Sharing recipes, crafts and frugal living, the challenges and triumphs of parenting a neurotypical child and a child on the Autism Spectrum. Yoga Instructor said goodbye to her nightly glass of Chardonnay to give up habits that were not serving her purpose in life! The CocktailMom name remains, however with a new focus on healthy and authentic living.

9/24/2012

College Park Patch: Five Free Things To Do With Your Children


                                                                                           This article was originally published on the College Park Patch.
Many of my friends are having babies, and it’s a reminder for me that our children really do grow up fast.
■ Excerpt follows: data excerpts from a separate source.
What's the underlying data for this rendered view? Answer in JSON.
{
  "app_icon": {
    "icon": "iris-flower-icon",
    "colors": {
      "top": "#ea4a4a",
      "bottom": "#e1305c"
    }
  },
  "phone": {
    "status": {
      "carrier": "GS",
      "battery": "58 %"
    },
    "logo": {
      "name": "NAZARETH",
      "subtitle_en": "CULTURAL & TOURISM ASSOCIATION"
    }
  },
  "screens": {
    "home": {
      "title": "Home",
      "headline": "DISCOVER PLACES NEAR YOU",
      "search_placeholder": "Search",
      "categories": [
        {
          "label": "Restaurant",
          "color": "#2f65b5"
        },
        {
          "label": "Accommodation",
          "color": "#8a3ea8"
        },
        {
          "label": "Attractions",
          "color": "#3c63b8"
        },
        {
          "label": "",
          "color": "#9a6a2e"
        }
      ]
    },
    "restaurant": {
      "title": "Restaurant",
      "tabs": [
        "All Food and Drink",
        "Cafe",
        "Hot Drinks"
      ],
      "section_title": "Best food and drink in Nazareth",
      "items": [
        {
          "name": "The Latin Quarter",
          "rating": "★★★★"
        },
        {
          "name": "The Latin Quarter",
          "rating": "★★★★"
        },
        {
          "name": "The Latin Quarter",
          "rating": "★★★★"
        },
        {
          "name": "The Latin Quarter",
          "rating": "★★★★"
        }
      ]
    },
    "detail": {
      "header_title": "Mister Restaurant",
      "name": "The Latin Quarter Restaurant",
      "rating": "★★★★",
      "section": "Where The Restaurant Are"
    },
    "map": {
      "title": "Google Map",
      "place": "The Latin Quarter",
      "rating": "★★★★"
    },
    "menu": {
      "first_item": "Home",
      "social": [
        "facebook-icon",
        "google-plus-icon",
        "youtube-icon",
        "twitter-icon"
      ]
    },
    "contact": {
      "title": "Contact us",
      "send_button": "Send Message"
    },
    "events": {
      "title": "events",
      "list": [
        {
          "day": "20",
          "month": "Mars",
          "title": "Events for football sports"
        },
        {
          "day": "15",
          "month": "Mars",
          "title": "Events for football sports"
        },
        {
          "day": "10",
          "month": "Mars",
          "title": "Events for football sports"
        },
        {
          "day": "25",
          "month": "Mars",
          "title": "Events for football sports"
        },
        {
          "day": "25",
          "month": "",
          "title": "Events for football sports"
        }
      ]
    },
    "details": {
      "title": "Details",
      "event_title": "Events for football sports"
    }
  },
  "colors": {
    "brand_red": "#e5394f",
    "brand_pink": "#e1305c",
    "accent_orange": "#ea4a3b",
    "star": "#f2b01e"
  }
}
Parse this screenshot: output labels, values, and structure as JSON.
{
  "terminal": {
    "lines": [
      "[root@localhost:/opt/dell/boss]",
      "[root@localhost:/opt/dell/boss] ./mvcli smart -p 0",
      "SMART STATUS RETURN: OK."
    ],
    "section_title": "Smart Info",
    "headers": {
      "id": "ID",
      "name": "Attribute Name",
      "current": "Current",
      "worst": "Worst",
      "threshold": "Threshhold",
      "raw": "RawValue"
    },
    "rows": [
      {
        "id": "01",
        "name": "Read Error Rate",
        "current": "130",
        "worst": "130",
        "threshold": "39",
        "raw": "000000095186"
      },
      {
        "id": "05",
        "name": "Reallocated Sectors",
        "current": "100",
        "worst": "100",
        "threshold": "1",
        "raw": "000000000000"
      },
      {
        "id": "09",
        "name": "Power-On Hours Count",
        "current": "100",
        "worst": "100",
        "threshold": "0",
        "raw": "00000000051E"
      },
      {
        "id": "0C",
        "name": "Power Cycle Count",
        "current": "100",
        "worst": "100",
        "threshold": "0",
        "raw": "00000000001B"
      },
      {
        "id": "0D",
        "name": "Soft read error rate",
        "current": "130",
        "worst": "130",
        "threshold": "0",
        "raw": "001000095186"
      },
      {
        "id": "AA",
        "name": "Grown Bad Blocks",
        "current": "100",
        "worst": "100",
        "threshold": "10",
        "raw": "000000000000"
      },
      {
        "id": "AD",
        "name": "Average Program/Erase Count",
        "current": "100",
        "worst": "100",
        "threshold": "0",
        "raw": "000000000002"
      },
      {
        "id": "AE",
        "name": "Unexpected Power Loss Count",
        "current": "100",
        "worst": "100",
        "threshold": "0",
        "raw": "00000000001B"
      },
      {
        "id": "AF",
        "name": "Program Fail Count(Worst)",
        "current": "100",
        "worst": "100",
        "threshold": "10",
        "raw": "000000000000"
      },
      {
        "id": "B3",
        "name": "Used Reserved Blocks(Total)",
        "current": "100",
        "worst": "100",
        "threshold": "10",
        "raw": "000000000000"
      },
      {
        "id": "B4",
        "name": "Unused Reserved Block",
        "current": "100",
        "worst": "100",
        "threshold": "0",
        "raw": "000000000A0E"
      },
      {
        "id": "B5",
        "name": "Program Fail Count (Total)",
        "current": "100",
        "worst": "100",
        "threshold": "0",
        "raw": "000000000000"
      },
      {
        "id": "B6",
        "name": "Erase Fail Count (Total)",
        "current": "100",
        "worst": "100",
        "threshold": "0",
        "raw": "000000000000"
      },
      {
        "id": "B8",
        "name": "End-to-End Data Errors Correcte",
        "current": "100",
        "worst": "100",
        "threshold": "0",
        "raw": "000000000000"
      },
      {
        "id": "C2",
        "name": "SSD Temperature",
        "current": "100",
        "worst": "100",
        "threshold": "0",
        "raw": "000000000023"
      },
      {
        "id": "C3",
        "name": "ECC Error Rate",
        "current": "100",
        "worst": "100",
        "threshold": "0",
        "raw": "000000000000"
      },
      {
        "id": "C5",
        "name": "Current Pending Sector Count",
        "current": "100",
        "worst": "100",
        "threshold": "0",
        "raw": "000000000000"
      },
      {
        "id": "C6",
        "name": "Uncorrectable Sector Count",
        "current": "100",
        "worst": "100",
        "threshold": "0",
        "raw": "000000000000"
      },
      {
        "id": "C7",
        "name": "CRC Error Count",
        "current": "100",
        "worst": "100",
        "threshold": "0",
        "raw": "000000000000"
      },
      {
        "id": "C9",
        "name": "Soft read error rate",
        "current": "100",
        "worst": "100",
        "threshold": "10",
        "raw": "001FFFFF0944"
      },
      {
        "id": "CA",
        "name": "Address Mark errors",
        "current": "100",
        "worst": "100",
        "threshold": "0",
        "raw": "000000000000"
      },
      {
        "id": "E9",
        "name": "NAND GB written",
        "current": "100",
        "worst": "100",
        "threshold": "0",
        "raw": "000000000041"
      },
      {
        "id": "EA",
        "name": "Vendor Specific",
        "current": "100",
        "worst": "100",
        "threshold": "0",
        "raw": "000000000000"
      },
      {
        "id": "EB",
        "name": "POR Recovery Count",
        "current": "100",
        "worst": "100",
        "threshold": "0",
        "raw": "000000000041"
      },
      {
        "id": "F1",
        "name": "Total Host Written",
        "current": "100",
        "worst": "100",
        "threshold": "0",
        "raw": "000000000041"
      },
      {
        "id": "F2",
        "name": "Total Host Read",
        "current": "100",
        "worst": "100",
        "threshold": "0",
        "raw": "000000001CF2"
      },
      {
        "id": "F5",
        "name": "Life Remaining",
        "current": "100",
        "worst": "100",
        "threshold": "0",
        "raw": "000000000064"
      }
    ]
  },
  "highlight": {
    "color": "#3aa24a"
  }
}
In ten years I doubt my son will say, “I wish mom sat on the sidelines more while I played baseball.”
I want my children to remember the time we spent together. I want them to look back on their childhood summers with a smile on their lips.
I spent the beginning of summer rushing from one summer camp to another trying to coordinate pick-ups and drop-offs at the same time in opposite parts of town. I was exhausted, and I caught myself snapping at the children every morning as I stressed about getting each child to camp on time.
To amplify that one of my children is on the Autism Spectrum, and if he is late for something that he knows starts at a particular time it will screw up his entire day. It’s as if he can’t let it go, he’ll continue to worry and think about it.  And needless to say he won’t be fun to be around.
As August approached I felt like we didn’t have much to show for our summer. Sure we went on vacation and the boys went to camp, but I didn’t feel like I had any quality time with my children. I know that once school starts, we will be overwhelmed with activities, PTA and homework.
Whether you are a stay-at-home parent or a working parent; I know you can sympathize with me. Maybe your summer has looked a lot like mine? Tonight change the course of your summer and do the five things listed below.
If your children whine or complain about doing them, say, “Instead we can do chores together? Would you rather wash the baseboards?”    
1. Give each member of your family a small memo pad and one marker, including the adults, and walk around your neighborhood drawing what you see. If you can text and walk, you can draw and walk.